The corresponding code runs in the ADC end-of-conversion handler:

void adc0_isr(void) {

  digitalWriteFast(ANALOG_PIN,HIGH);

  AnalogSample = adc->readSingle();                     // fetch just-finished sample

  SPI.beginTransaction(SPISettings(8000000, MSBFIRST, SPI_MODE0));
  digitalWriteFast(DDS_FQUD_PIN, LOW);

  SPI.transfer(DDSBuffer.Phase);                // interleave with FM calculations
  FlipPin(GLITCH_PIN);
  TestFreq += DDSStepFreq;
  FlipPin(GLITCH_PIN);
  SPI.transfer(DDSBuffer.Bits31_24);
  TestFreq -= DDSStepFreq;
  SPI.transfer(DDSBuffer.Bits23_16);
  TestFreq *= DDSStepFreq;
  SPI.transfer(DDSBuffer.Bits15_8);
  FlipPin(GLITCH_PIN);
  TestFreq /= DDSStepFreq;
  FlipPin(GLITCH_PIN);
  SPI.transfer(DDSBuffer.Bits7_0);
  SPI.endTransaction();                         // do not raise FQ_UD until next timer tick!

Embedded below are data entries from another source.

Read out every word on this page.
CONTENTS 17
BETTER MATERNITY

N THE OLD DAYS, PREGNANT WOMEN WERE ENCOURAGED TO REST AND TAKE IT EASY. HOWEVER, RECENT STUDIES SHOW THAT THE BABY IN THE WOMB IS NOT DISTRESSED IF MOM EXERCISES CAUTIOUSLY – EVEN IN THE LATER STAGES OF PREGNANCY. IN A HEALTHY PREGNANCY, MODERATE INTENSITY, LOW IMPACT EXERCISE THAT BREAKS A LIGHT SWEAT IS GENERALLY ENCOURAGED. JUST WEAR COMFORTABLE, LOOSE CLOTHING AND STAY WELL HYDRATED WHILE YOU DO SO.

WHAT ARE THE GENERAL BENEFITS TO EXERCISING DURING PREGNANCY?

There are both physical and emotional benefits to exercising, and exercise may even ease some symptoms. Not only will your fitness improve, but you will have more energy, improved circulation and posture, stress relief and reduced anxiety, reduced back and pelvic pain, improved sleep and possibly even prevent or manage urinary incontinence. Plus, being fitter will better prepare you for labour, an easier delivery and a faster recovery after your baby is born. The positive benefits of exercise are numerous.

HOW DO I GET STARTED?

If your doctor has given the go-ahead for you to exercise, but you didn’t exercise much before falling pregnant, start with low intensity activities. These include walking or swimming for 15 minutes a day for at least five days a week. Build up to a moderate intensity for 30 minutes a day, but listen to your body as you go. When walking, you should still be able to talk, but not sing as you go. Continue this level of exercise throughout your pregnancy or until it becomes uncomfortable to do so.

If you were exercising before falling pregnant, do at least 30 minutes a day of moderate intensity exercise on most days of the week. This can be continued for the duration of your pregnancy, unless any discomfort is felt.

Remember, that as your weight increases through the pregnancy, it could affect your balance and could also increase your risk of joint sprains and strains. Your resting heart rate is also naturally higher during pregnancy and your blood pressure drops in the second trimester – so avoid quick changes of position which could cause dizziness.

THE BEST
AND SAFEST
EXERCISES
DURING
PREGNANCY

  digitalWriteFast(ANALOG_PIN,LOW);
}

The FlipPin() function twiddling the output bit takes a surprising amount of time, as shown by the first two gaps in the blocks of SPI clocks (D4). Some cursor fiddling on a zoomed scale says 300 ns = 50-ish cycles for each call. In round numbers, actual code doing useful work will take longer than that.

Double precision floating add / subtract / multiply seem to take about 600 ns. That’s entirely survivable if you don’t get carried away.

Double precision division, on the other paw, eats up 3 μs = 3000 ns, so it’s not something you want to casually plunk into an interrupt handler required to finish before the next audio sample arrives in 20 μs.

Overall, the CPU utilization seems way too high for comfort, mostly due to the SPI transfers, even without any computation. I must study the SPI-by-DMA examples to see if it’s a win.